Dave: No, not the socks! Look at you, you look like some nightmare from a Staples commercial!
Tina: Oh, you mean these?!?
Dave: Yes! Those! You can’t leave the house with those on… those…?
Tina: There’s called Post-its, Dave.
Dave: I know what they’re called, darling, I just want to know why for God’s sake you have them stuck all over your body.
Tina: Exactly!
Dave: Exactly what?
Tina: I’m doing this for God’s sake.
Dave: Um, come again?
Tina: Okay, well, at church we’ve been learning about Lordship and I’ve decided to get practical about it.
Dave: Yeah, practically losing your mind… What’s on these anyway? (takes one off her). "My car?"
Tina: Yes. My car. I want to make sure that God is Lord of my possessions.
Dave: You want God to be the Lord of your car?
Tina: Yeah. Look, Dave, don’t you get it? If we call God our Lord, he has to be Lord in all or not Lord at all. (nods head) I heard that at church.
Dave: And all those Post-it’s are things you’re giving over to God’s Lordship?
Tina: Yes. I have a list. Want to help me check them off? (pulls out a list)
Dave: Check them off?
Tina: Yeah, you know, accountability.
Dave: Sure... (take list and looks at it). Whew, this is a lot of stuff.
Tina: Yeah. I mean, I really want to practice Lordship.
Dave: (Takes a step back and looks at her and her sincerity) Okay hon. It wouldn’t have been the way I would have gone about it but I appreciate your desire.

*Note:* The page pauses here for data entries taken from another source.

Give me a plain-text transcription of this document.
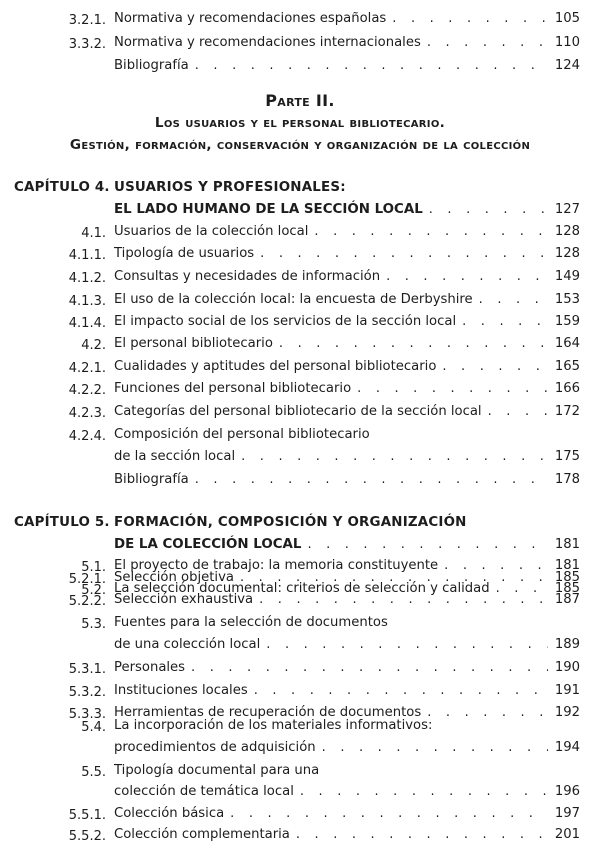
3.2.1. Normativa y recomendaciones españolas . . .	105
3.3.2. Normativa y recomendaciones internacionales . . .	110
Bibliografía . . .	124
Parte II.
Los usuarios y el personal bibliotecario.
Gestión, formación, conservación y organización de la colección
CAPÍTULO 4. USUARIOS Y PROFESIONALES:
EL LADO HUMANO DE LA SECCIÓN LOCAL . . .	127
4.1. Usuarios de la colección local . . .	128
4.1.1. Tipología de usuarios . . .	128
4.1.2. Consultas y necesidades de información . . .	149
4.1.3. El uso de la colección local: la encuesta de Derbyshire . . .	153
4.1.4. El impacto social de los servicios de la sección local . . .	159
4.2. El personal bibliotecario . . .	164
4.2.1. Cualidades y aptitudes del personal bibliotecario . . .	165
4.2.2. Funciones del personal bibliotecario . . .	166
4.2.3. Categorías del personal bibliotecario de la sección local . . .	172
4.2.4. Composición del personal bibliotecario
de la sección local . . .	175
Bibliografía . . .	178
CAPÍTULO 5. FORMACIÓN, COMPOSICIÓN Y ORGANIZACIÓN
DE LA COLECCIÓN LOCAL . . .	181
5.1. El proyecto de trabajo: la memoria constituyente . . .	181
5.2. La selección documental: criterios de selección y calidad . . .	185
5.2.1. Selección objetiva . . .	185
5.2.2. Selección exhaustiva . . .	187
5.3. Fuentes para la selección de documentos
de una colección local . . .	189
5.3.1. Personales . . .	190
5.3.2. Instituciones locales . . .	191
5.3.3. Herramientas de recuperación de documentos . . .	192
5.4. La incorporación de los materiales informativos:
procedimientos de adquisición . . .	194
5.5. Tipología documental para una
colección de temática local . . .	196
5.5.1. Colección básica . . .	197
5.5.2. Colección complementaria . . .	201
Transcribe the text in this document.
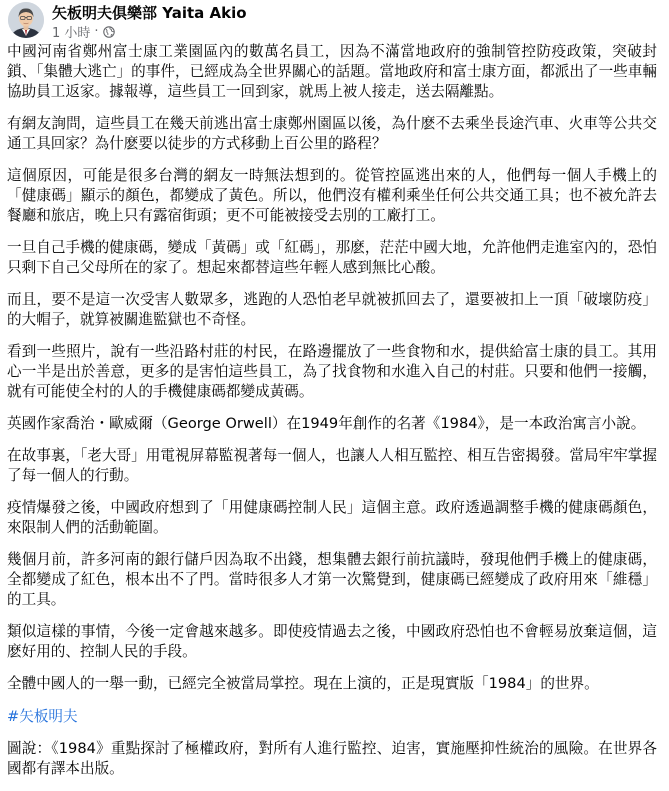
矢板明夫俱樂部 Yaita Akio
1 小時 ·

中國河南省鄭州富士康工業園區內的數萬名員工，因為不滿當地政府的強制管控防疫政策，突破封鎖、「集體大逃亡」的事件，已經成為全世界關心的話題。當地政府和富士康方面，都派出了一些車輛協助員工返家。據報導，這些員工一回到家，就馬上被人接走，送去隔離點。

有網友詢問，這些員工在幾天前逃出富士康鄭州園區以後，為什麽不去乘坐長途汽車、火車等公共交通工具回家？為什麽要以徒步的方式移動上百公里的路程？

這個原因，可能是很多台灣的網友一時無法想到的。從管控區逃出來的人，他們每一個人手機上的「健康碼」顯示的顏色，都變成了黃色。所以，他們沒有權利乘坐任何公共交通工具；也不被允許去餐廳和旅店，晚上只有露宿街頭；更不可能被接受去別的工廠打工。

一旦自己手機的健康碼，變成「黃碼」或「紅碼」，那麽，茫茫中國大地，允許他們走進室內的，恐怕只剩下自己父母所在的家了。想起來都替這些年輕人感到無比心酸。

而且，要不是這一次受害人數眾多，逃跑的人恐怕老早就被抓回去了，還要被扣上一頂「破壞防疫」的大帽子，就算被關進監獄也不奇怪。

看到一些照片，說有一些沿路村莊的村民，在路邊擺放了一些食物和水，提供給富士康的員工。其用心一半是出於善意，更多的是害怕這些員工，為了找食物和水進入自己的村莊。只要和他們一接觸，就有可能使全村的人的手機健康碼都變成黃碼。

英國作家喬治・歐威爾（George Orwell）在1949年創作的名著《1984》，是一本政治寓言小說。

在故事裏，「老大哥」用電視屏幕監視著每一個人，也讓人人相互監控、相互告密揭發。當局牢牢掌握了每一個人的行動。

疫情爆發之後，中國政府想到了「用健康碼控制人民」這個主意。政府透過調整手機的健康碼顏色，來限制人們的活動範圍。

幾個月前，許多河南的銀行儲戶因為取不出錢，想集體去銀行前抗議時，發現他們手機上的健康碼，全都變成了紅色，根本出不了門。當時很多人才第一次驚覺到，健康碼已經變成了政府用來「維穩」的工具。

類似這樣的事情，今後一定會越來越多。即使疫情過去之後，中國政府恐怕也不會輕易放棄這個，這麽好用的、控制人民的手段。

全體中國人的一舉一動，已經完全被當局掌控。現在上演的，正是現實版「1984」的世界。

#矢板明夫

圖說：《1984》重點探討了極權政府，對所有人進行監控、迫害，實施壓抑性統治的風險。在世界各國都有譯本出版。
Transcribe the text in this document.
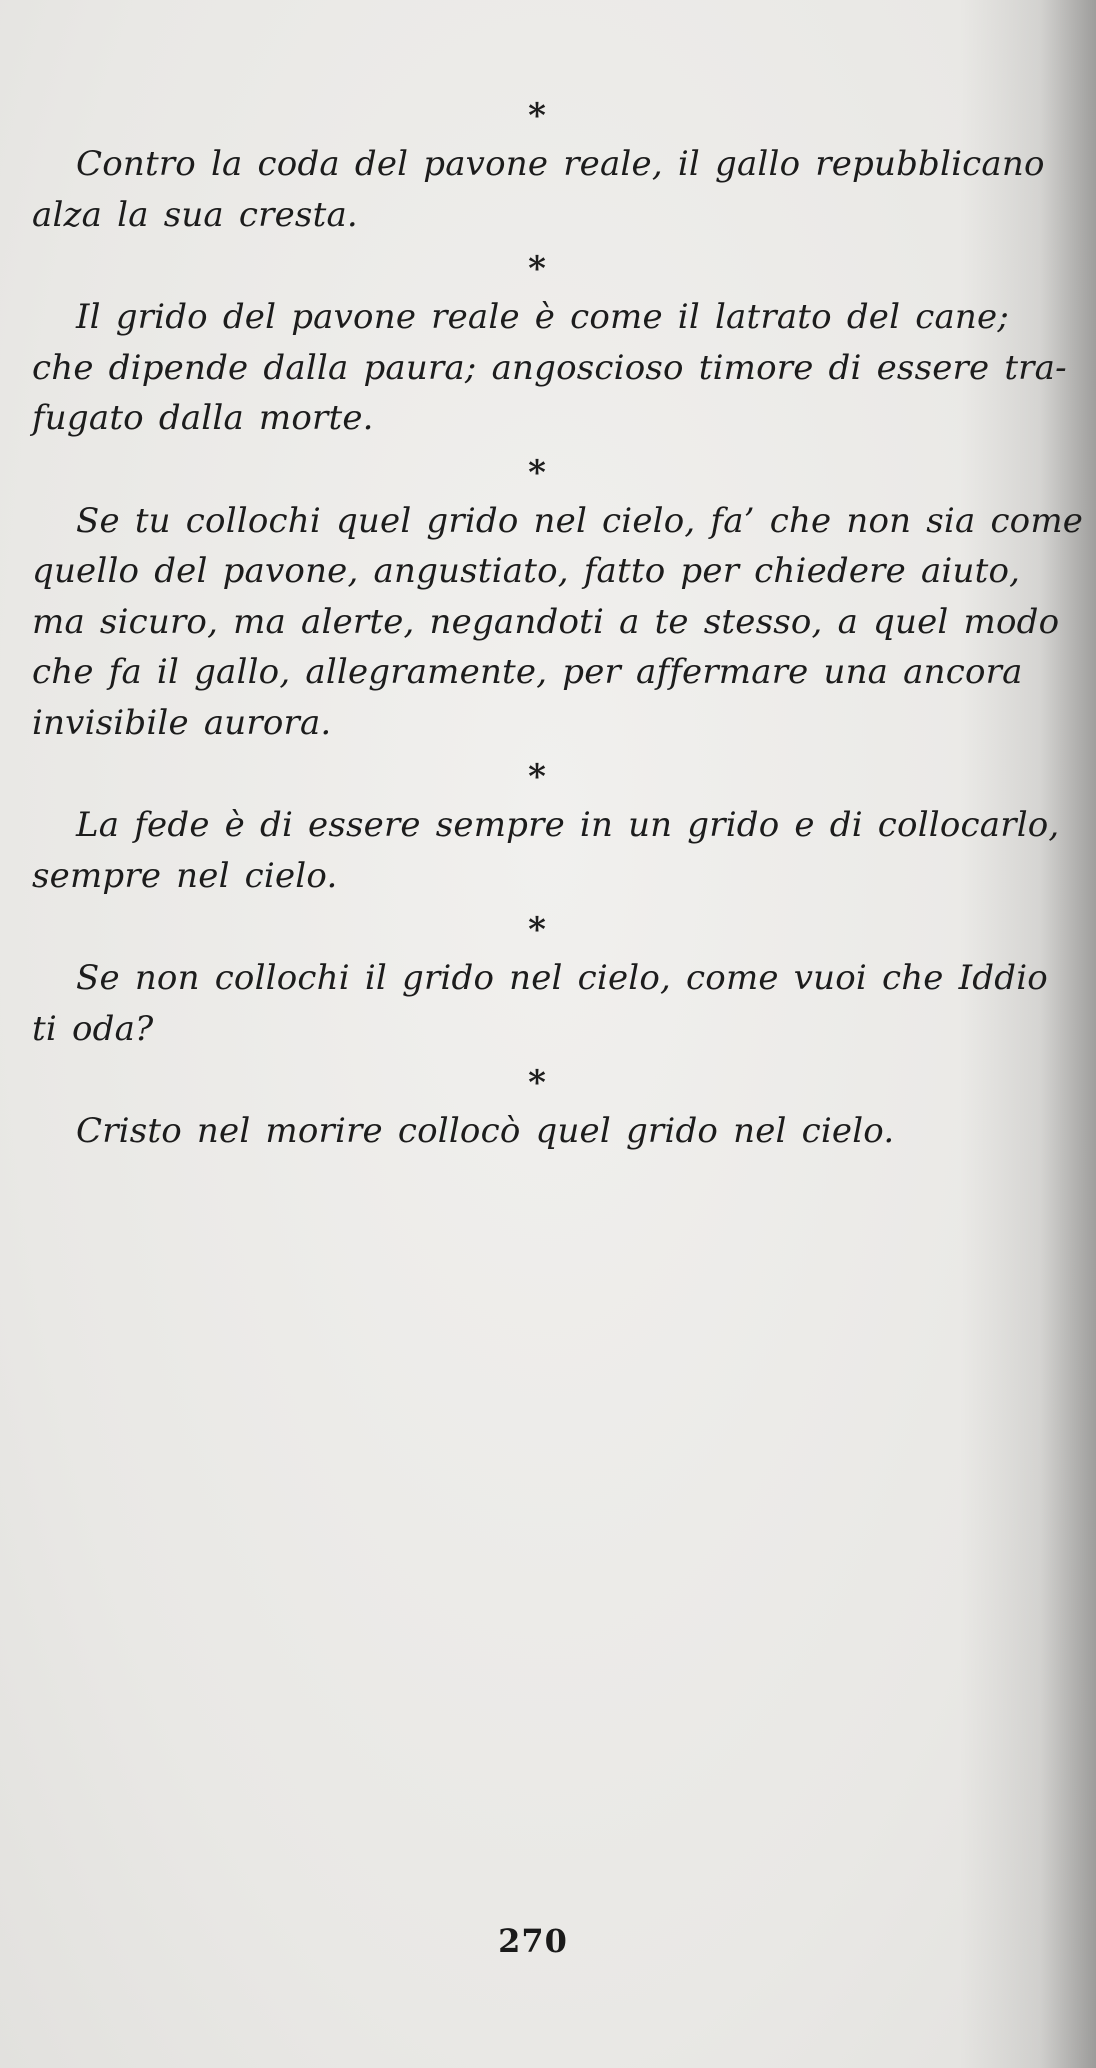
*

Contro la coda del pavone reale, il gallo repubblicano
alza la sua cresta.

*

Il grido del pavone reale è come il latrato del cane;
che dipende dalla paura; angoscioso timore di essere tra-
fugato dalla morte.

*

Se tu collochi quel grido nel cielo, fa’ che non sia come
quello del pavone, angustiato, fatto per chiedere aiuto,
ma sicuro, ma alerte, negandoti a te stesso, a quel modo
che fa il gallo, allegramente, per affermare una ancora
invisibile aurora.

*

La fede è di essere sempre in un grido e di collocarlo,
sempre nel cielo.

*

Se non collochi il grido nel cielo, come vuoi che Iddio
ti oda?

*

Cristo nel morire collocò quel grido nel cielo.

270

Ready?
Tina: Ready. (Get’s ready to start taking them off her clothes)
Dave: Okay, here we go… (As Dave reads these, Tina says ‘check’ and takes a Post-it off.)
1.Job (check)
2.Diet (check)
3.Finances (check)
4.Personal time (check)
5.Marriage (check)
6.Car (check)
7.Artistic ability (check)
8.Past (check)
9.Present (check)
10.Future (check)
11.Pride (check)
12.Kids (check)
13.Relationship with dad…
Tina: Che…. (looks around) Wait a minute. That’s not on the list.
Dave: I know. (long pause)
Tina: (drops the Post-it’s to the ground)
Dave: (Starts picking them up) Hey, look Hon. I didn’t bring that up to make you feel bad. It’s just that if you’re gonna be serious about this lordship thing, then you need to at least try working on the relationship with your dad. I’ll tell you what… why don’t we talk about this in the car, okay? We’ll get some ice cream or something on the way.
Tina: Yeah, okay.
Dave: (Dave puts his arm around her and they walk off) Good thing you didn’t use the stapler huh?
Tina: (She elbows him and smiles as they walk through the door.)